Mahkeme bir sonraki duruşmayı 9 Eylül 2024 tarihine erteledi.
Ayhan Bora Kaplan suç örgütüne ilişkin 20’si tutuklu 61 sanığın yargılandığı davanın 12’nci celsesinde tutuklu sanık Muhammed Kaplan’ın avukatı tutuklanan kamu görevlileri hakkında suç duyurusunda bulunulmasını istemişti.
Öldürülen Mahfuz Tatar’ın kardeşi İlhan Tatar duruşmada hakim karşısına çıkmıştı. Tatar, Kaplan’ın yakın olduğu iddia edilen eski İçişleri Bakanı Süleyman Soylu hakkında iddialarda bulunmuştu.
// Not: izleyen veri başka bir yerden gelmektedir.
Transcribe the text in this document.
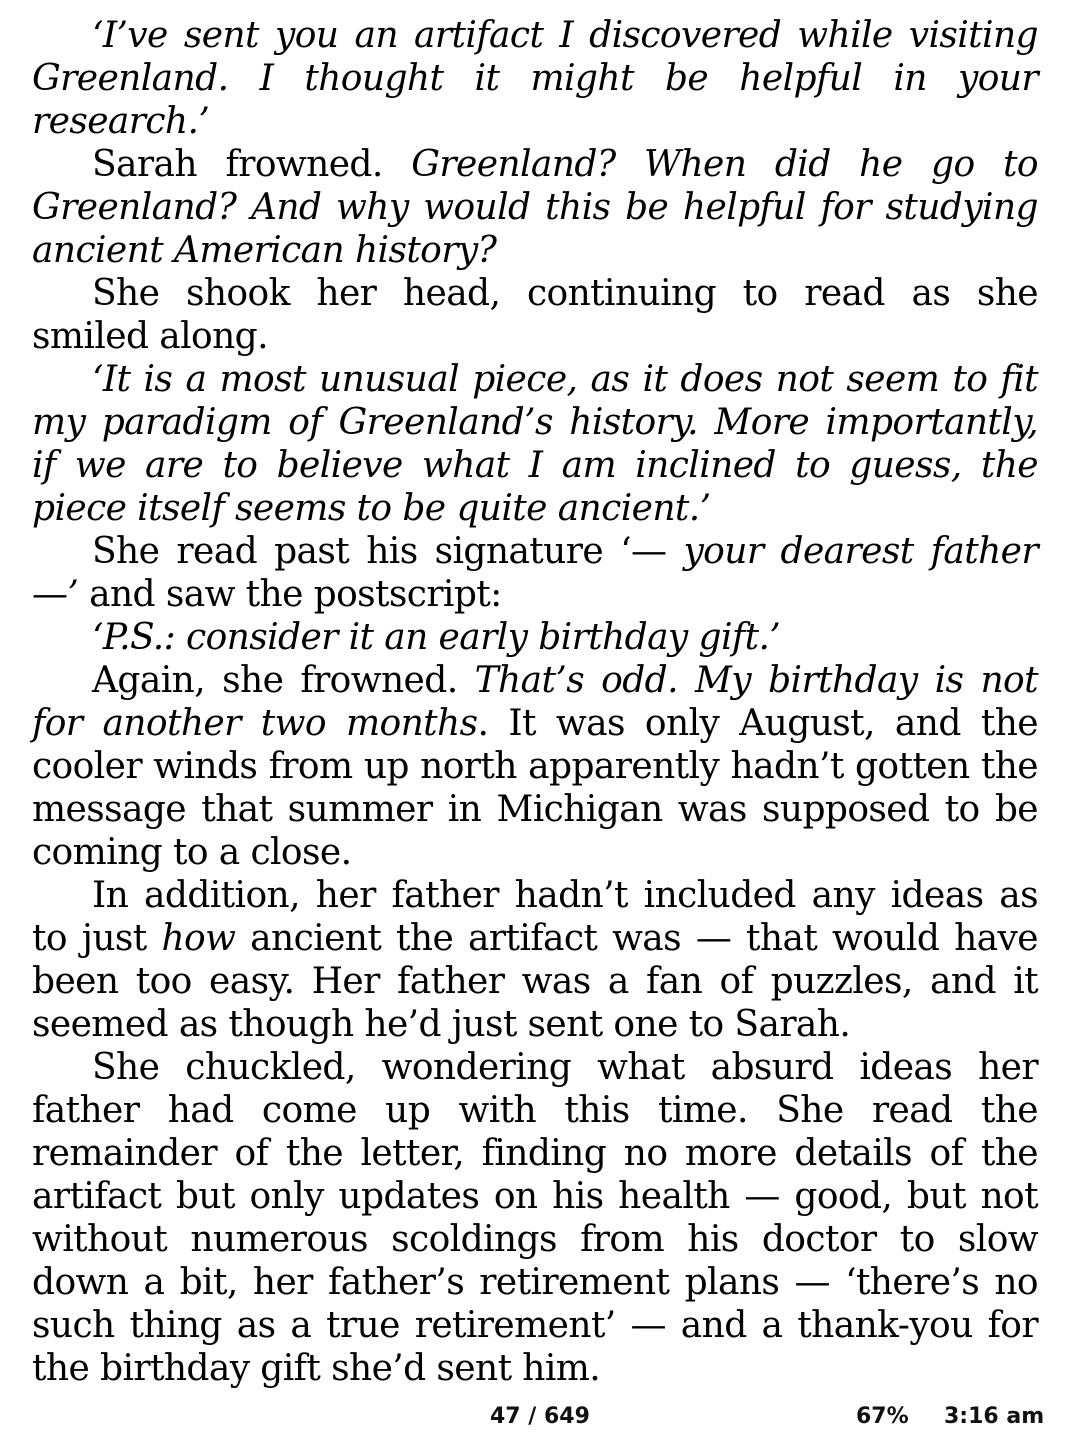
‘I’ve sent you an artifact I discovered while visiting Greenland. I thought it might be helpful in your research.’

Sarah frowned. Greenland? When did he go to Greenland? And why would this be helpful for studying ancient American history?

She shook her head, continuing to read as she smiled along.

‘It is a most unusual piece, as it does not seem to fit my paradigm of Greenland’s history. More importantly, if we are to believe what I am inclined to guess, the piece itself seems to be quite ancient.’

She read past his signature ‘— your dearest father —’ and saw the postscript:

‘P.S.: consider it an early birthday gift.’

Again, she frowned. That’s odd. My birthday is not for another two months. It was only August, and the cooler winds from up north apparently hadn’t gotten the message that summer in Michigan was supposed to be coming to a close.

In addition, her father hadn’t included any ideas as to just how ancient the artifact was — that would have been too easy. Her father was a fan of puzzles, and it seemed as though he’d just sent one to Sarah.

She chuckled, wondering what absurd ideas her father had come up with this time. She read the remainder of the letter, finding no more details of the artifact but only updates on his health — good, but not without numerous scoldings from his doctor to slow down a bit, her father’s retirement plans — ‘there’s no such thing as a true retirement’ — and a thank-you for the birthday gift she’d sent him.

47 / 649	67% 3:16 am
Tatar ile Bora Kaplan arasında yaşanan tartışma ve Soylu’nun adının geçtiği kısımlar şöyleydi:
Kaplan: İfadesinde geçenleri nereden duymuş, bu ifadeyi neye dayanarak vermiş?
Tatar: Bu şahıs torbacı.
Kaplan: Torbacı sensin. Düzgün konuş, saygısız.
Tatar: İşin içinde yokuz, ne istiyorsa verelim, kapatalım dedi. İşin içinde olmayan bunu söyler mi?
Kaplan: Sorum bu değildi. (Tatar sözlerini tekrarlayınca) La bi sussana.
Başkan: Azarlar gibi konuşma.
Kaplan: Sorularıma cevap vermiyor.
Tatar: Sen kimsin, cevap vereyim?
Kaplan: Sen kimsin lan? Ümit Günay ne zaman gitmiş bunun yanına? Ümit Günay cezaevinde, çağırıp soralım.
Tatar: Sana göre zaten her şey yalan. Sütten çıkmış ak kaşıksın.
Kaplan: Amcan Arslan Tatar’la bir problemin var mı?
Tatar: Bu konu onu ilgilendirmez, görüşeceğiz seninle… Kendi adaletimizi kendimiz…
Kaplan: Daha önce niye benden şikayetçi olmamış. Abin uyuşturucu işi yapıyor mu?
Tatar: Asıl baron ve uyuşturucu işi yapan sensin, Süleyman Soylu’yla…
Kaplan: Edepsizlik yapma. Devlet büyükleri hakkında doğru düzgün konuş. Küfür edersen karşılığını alırsın.